Europe faced the spectre of Greek calls for new financial aid Saturday as Athens' "catastrophic" finances returned to haunt stressed eurozone states.
Greek Finance Minister George Papaconstantinou gives a press conference in Athens on May 2.
Greek Prime Minister George Papandreou urged "the EU in particular, to leave Greece in peace to do its job", but Finance Minister George Papaconstantinou later warned that Athens may need more hard cash support.
"We need to plan our next steps for 2012 and 2013 so that Greece can either access markets or use the European council's recent decision that enables the European (rescue) fund to buy Greek bonds," Papaconstantinou said, after G20-eurozone talks overnight in Luxembourg.
National and specialist financial media each reported that Athens may yet come calling for fresh funds from European Union bailout mechanisms, over and above the 110 billion euros ($160 billion) agreed a year ago.
Without naming its source, French business daily Les Echos said Papaconstantinou secured tacit acceptance that Greece's political backers could make another 20-25 billion available if more cuts and accelerated state sell-offs failed.
The resurrection of the Greek debt conundrum comes days after a 78-billion aid package was agreed with Portugal and fresh from a 67.5-billion international rescue for Ireland -- all of which leaves the EU struggling to close off a sorry chapter at a late-June summit.
German and EU officials each denied denied the Luxembourg talks represented a sharp deterioration, saying such talks "take place at irregular intervals" and did not represent "a crisis meeting on Greece".
Ideas under discussion include postponing the maturity of 65 billion euros worth of Greek bonds this year and next, and pushing back deficit reduction deadlines -- said to be unacceptable in Berlin.
The Greek public deficit for 2010 was recently revised upwards, from 9.4 percent of gross domestic product to 10.5 percent.
The Kathimerini daily said Athens would need "two to four years" more than planned to meet a three-percent-of-GDP EU ceiling, taking the target well beyond the electoral mandates of key partners.
"We think that Greece does need a further adjustment programme," said Luxembourg Prime Minister Jean-Claude Juncker, Europe's longest-serving leader and chair of the Eurogroup of finance ministers.

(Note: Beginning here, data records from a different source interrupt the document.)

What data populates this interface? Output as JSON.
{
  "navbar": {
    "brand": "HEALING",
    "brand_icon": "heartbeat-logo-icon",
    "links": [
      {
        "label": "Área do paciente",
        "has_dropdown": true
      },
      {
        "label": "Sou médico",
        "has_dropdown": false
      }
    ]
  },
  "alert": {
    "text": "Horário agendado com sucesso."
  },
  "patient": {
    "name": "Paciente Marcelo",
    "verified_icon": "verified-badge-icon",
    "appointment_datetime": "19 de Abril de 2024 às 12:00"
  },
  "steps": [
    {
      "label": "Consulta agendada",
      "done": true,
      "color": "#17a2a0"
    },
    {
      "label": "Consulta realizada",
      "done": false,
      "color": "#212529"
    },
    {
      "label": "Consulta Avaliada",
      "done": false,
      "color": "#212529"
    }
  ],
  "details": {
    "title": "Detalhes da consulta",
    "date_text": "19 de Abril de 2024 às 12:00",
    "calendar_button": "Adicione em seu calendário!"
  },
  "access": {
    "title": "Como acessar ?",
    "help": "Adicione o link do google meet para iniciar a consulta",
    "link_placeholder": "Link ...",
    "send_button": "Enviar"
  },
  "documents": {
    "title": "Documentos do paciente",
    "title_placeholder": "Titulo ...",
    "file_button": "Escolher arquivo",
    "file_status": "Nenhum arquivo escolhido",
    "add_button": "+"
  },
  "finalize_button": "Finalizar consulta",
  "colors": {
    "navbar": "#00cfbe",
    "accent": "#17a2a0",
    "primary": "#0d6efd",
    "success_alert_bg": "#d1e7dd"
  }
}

His spokesman Guy Schueller put the emphasis on "additional measures" in Athens, rather than new EU money being pumped in, although he did not rule out "eventual adjustments of conditions" attached to the existing bailout.
Juncker said details would be discussed among eurozone and EU finance leaders in Brussels on May 16 and 17.
A deeper-than-anticipated national recession has combined with brutal cuts in public spending to hack away at Greek tax revenue, with the country's top crimebuster given new orders to focus on fiscal fraud.
Greece was already given eased terms by EU leaders earlier this year and a new rejig would leave the issue weighing on EU taxpayer finances into the next decade.
Athens already owes more than a year-and-a-half of its entire economic output, some 340 billion euros.
Greece was due to return to commercial borrowing markets next year, but with current yields on benchmark 10-year bonds hitting 15 percent -- junk level compared to Germany -- "it is in a pretty catastrophic situation", according to a source close to the talks.
The Luxembourg talks also assembled EU economic affairs commissioner Olli Rehn, European Central Bank chief Jean-Claude Trichet, Germany's Finance Minister Wolfgang Schaeuble, France's Christine Lagarde, Italy's Giulio Tremonti and Spain's Elena Salgado.
On a meet-the-public walkabout to celebrate Europe Day in Brussels, EU president Herman Van Rompuy sought to remain above the fray.
"This is not a day for talking about the difficulties facing Europe, this is a day of joy," he told AFP.